One of the many joys of being the council’s Provost is that it affords me the opportunity to meet a variety of local people of all ages and from many different backgrounds.

I have already commented on a number of occasions about just how much I enjoy conducting the Provost’s Primary 7 School Debates and chatting afterwards with our inspiring young people.

It gives me real hope for the future when I meet the pupils in our schools.

It is equally uplifting to meet and speak to older people in our community. In the last few months, I have met with a number of groups that exist specifically to deal with the needs and welfare of our elderly citizens.

These groups are invaluable in combatting the modern scourge of loneliness and social isolation, particularly among elderly people who live alone.

In my role as Provost, it was great to meet members of groups such as the Barrhead Men’s Shed and the University of the Third Age and to get an insight and, indeed, a greater appreciation of the excellent work undertaken therein and the subsequent health and welfare benefits that flow from these activities.

I also have the enormous privilege of meeting a number of our citizens who have reached the grand old age of 100. I am constantly amazed at the breadth of their life experiences and I invariably leave these remarkable people with a sense that their lives have been incredibly well lived.

It is right and proper that our council marks these birthdays and supports the work of the Lord Lieutenant, who brings official birthday greetings from Her Majesty the Queen.

Many of our 100-year-old residents are still as sharp as a tack. I met one gentleman, recently turned 100, who still did The Herald crossword every day, albeit his eyesight was not great and he needed some help from others to read the clues to him.
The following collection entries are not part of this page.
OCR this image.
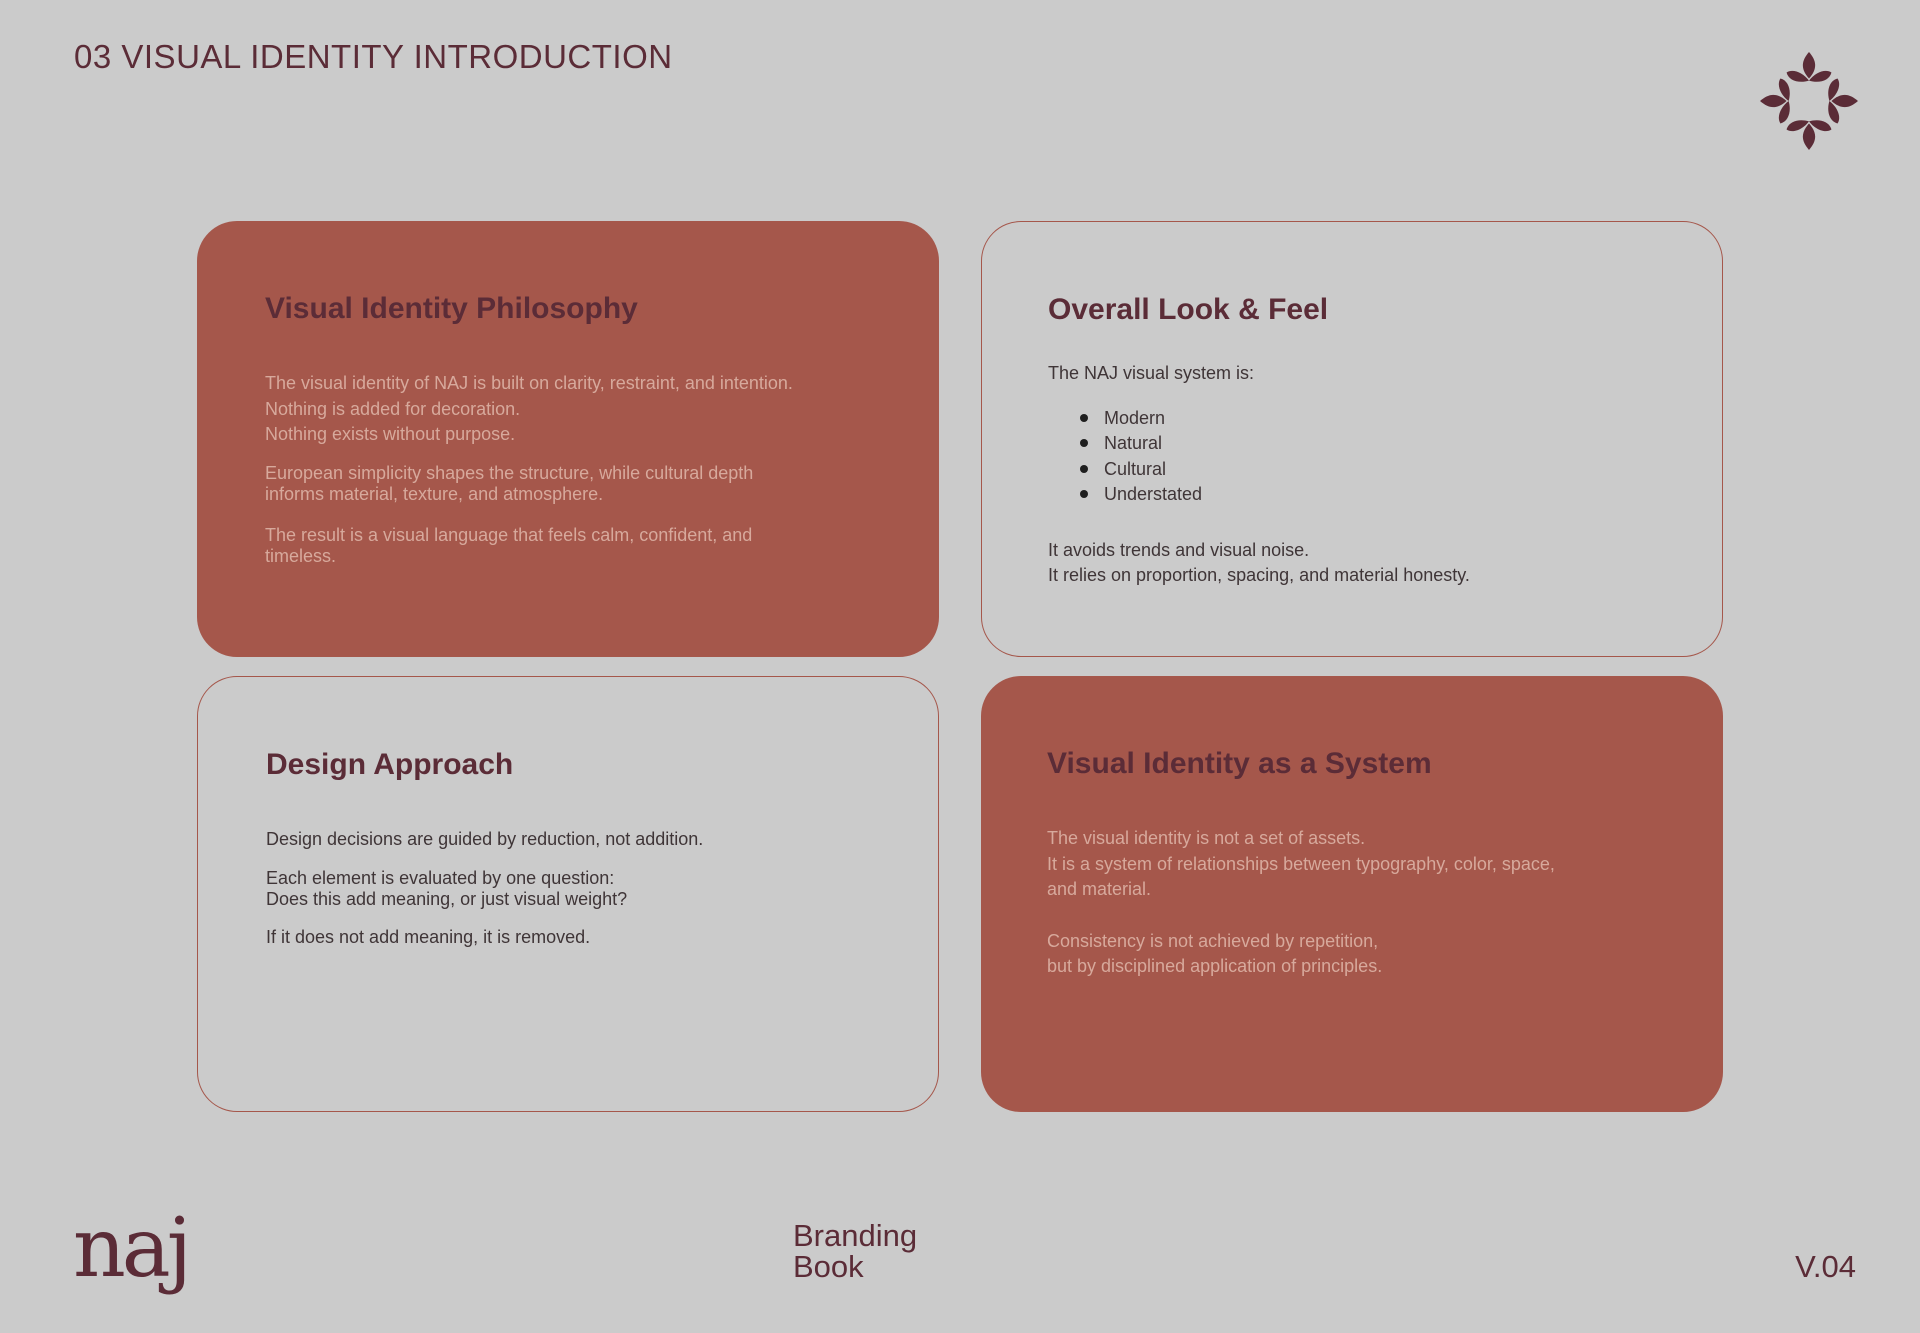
03 VISUAL IDENTITY INTRODUCTION
Visual Identity Philosophy

The visual identity of NAJ is built on clarity, restraint, and intention.

Nothing is added for decoration.

Nothing exists without purpose.

European simplicity shapes the structure, while cultural depth

informs material, texture, and atmosphere.

The result is a visual language that feels calm, confident, and

timeless.

Overall Look & Feel

The NAJ visual system is:

Modern
Natural
Cultural
Understated

It avoids trends and visual noise.

It relies on proportion, spacing, and material honesty.

Design Approach

Design decisions are guided by reduction, not addition.

Each element is evaluated by one question:

Does this add meaning, or just visual weight?

If it does not add meaning, it is removed.

Visual Identity as a System

The visual identity is not a set of assets.

It is a system of relationships between typography, color, space,

and material.

Consistency is not achieved by repetition,

but by disciplined application of principles.

naj	Branding
Book	V.04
It is always a pleasure to share the joy of their families that they are still going strong at 100.

We also mark Diamond Wedding celebrations when a couple reach their 60th anniversary.

It is important that couples who would like their Diamond Wedding anniversary marked by ERC let the council or the Lord Lieutenant’s office know of this important date in good time.

On a different note, we will shortly be raising the flag to support all those who served in the Merchant Navy during recent conflicts. This is a relatively recent innovation but it is important that we acknowledge and thank all those who served in the Merchant Navy, in a similar fashion as we do to honour and acknowledge those who have served in our Armed Forces.

I recently met with a veteran who served on the Arctic Convoys during the Second World War. He had recently been awarded the Arctic Star and I enjoyed marking his award on behalf of ERC and also getting the chance to better understand the challenges faced by such brave people.

It is also interesting to know just how revered these veterans are in Russia, which continues to bestow well-deserved honours on them to this day.

Their service and sacrifice is not forgotten in Russia. Here in the UK, we are belatedly recognising the brave men and women who served in the Merchant Navy and performed heroic work on such as the Arctic Convoys.